With the outbreak of the U.S. and Israeli war against Iran at the end of February, the consequences of the conflict were not limited to the Middle East; the global economy was also affected.
Disruptions in trade routes and the transportation of goods around the world caused a sharp rise in oil prices, leading to higher inflation and instability in global markets.
At the same time, as economic uncertainty increased, many investors withdrew their capital from emerging markets and moved it into the U.S. dollar, a currency that is usually considered a safe financial haven during times of crisis.
As a result of these developments, currency markets in various countries experienced volatility. The value of some currencies declined, others faced severe instability, while a number of currencies showed greater resilience.
André Perfeito, a Brazilian economist and director of a financial consulting firm, says: “Higher oil prices affect all countries, but exchange-rate fluctuations can either intensify or lessen the impact.”
Countries that import most of their energy needs, especially oil, have come under greater economic pressure than others. India, Indonesia, the Philippines, Thailand, and Egypt are among the countries facing rising fuel costs and declining foreign currency reserves.
With growing demand for the U.S. dollar, the currencies of these countries have weakened, increasing the cost of repaying their dollar-denominated debts.
At the same time, disruptions to shipping traffic through the Strait of Hormuz have driven up the prices of oil and many essential goods.
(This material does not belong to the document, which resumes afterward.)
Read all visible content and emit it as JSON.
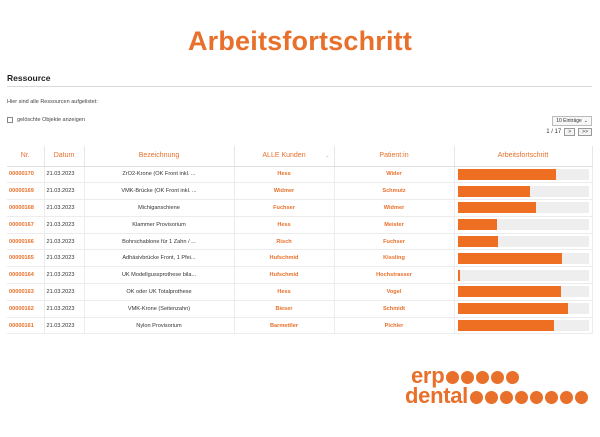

Since most of these goods are traded in dollars, the depreciation of national currencies has made imports more expensive.
This situation has affected the prices of various products, from energy and plastics to fertilizers and food, increasing the cost of living for citizens.
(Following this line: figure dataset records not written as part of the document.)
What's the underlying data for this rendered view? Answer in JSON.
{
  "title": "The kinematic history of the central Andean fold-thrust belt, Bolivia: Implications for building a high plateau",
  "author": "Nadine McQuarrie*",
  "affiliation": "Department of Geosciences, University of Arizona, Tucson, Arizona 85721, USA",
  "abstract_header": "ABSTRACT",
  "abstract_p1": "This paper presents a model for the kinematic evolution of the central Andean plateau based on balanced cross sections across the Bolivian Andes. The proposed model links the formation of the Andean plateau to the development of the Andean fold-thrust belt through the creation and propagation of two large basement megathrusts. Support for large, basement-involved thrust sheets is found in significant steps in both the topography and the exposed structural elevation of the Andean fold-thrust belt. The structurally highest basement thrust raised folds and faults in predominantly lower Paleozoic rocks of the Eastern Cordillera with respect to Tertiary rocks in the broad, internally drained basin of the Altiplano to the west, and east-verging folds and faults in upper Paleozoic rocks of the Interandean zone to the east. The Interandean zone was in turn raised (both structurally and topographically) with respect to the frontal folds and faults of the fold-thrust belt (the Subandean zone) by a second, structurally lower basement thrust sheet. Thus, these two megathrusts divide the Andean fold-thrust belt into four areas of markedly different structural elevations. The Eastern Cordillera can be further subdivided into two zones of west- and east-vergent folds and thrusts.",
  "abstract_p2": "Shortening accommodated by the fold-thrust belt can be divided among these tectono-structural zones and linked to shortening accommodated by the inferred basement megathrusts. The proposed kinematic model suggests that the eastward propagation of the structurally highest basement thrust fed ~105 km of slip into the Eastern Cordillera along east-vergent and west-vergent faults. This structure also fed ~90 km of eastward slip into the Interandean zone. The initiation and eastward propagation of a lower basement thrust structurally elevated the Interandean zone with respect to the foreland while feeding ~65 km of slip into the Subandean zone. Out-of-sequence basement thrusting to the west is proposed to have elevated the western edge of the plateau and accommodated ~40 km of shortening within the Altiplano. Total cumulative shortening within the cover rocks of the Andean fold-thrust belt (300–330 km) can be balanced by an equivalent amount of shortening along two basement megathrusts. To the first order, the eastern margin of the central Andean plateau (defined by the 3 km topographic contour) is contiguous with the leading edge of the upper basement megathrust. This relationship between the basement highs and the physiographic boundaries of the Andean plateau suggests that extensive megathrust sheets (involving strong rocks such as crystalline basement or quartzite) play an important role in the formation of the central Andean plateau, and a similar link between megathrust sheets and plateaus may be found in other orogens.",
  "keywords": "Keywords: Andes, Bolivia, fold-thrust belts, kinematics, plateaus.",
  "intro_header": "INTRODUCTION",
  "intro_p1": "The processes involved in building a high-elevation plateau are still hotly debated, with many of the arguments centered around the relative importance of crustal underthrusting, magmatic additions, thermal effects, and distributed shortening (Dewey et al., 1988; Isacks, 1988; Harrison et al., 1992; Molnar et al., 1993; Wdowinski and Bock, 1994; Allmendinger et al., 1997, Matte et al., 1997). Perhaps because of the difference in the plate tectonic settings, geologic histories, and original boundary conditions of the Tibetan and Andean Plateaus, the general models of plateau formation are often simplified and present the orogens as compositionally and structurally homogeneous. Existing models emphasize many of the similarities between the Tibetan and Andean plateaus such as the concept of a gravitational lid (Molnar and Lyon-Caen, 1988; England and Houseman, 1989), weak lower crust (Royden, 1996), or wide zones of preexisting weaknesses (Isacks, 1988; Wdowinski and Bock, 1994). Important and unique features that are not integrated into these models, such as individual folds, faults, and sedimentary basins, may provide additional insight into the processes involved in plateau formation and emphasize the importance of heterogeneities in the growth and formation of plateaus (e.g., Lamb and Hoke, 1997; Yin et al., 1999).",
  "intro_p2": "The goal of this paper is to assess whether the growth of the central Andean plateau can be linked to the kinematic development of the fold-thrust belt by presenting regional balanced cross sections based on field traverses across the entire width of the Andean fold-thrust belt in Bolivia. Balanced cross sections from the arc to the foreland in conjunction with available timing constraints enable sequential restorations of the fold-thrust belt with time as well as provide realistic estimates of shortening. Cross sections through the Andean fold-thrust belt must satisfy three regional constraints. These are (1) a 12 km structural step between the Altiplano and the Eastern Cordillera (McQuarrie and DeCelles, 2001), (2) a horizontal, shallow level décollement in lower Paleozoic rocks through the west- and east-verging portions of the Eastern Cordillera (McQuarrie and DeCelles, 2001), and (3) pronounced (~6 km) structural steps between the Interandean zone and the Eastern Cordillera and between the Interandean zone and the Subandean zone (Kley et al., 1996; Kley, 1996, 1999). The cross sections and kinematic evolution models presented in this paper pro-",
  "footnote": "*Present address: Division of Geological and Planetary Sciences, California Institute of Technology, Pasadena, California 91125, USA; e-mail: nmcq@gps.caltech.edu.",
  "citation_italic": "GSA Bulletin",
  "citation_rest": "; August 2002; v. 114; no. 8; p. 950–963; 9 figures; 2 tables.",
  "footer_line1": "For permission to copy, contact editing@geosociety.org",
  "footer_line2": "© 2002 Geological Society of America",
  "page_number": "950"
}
In India, the value of the rupee has fallen by around 5 percent against the dollar since the start of the war, while rising oil prices have repeatedly pushed it to historic lows.
Experts say the rupee had already been weakening before the war began, but recent tensions have accelerated its decline.
To contain the crisis, some central banks have raised interest rates and sold part of their dollar reserves in an effort to support their national currencies.
Indonesia’s central bank has also tried to boost demand for the rupiah and prevent further depreciation by selling dollars and buying rupiah.
Although raising interest rates can increase returns on bank deposits, it also raises the cost of repaying mortgages and other debts.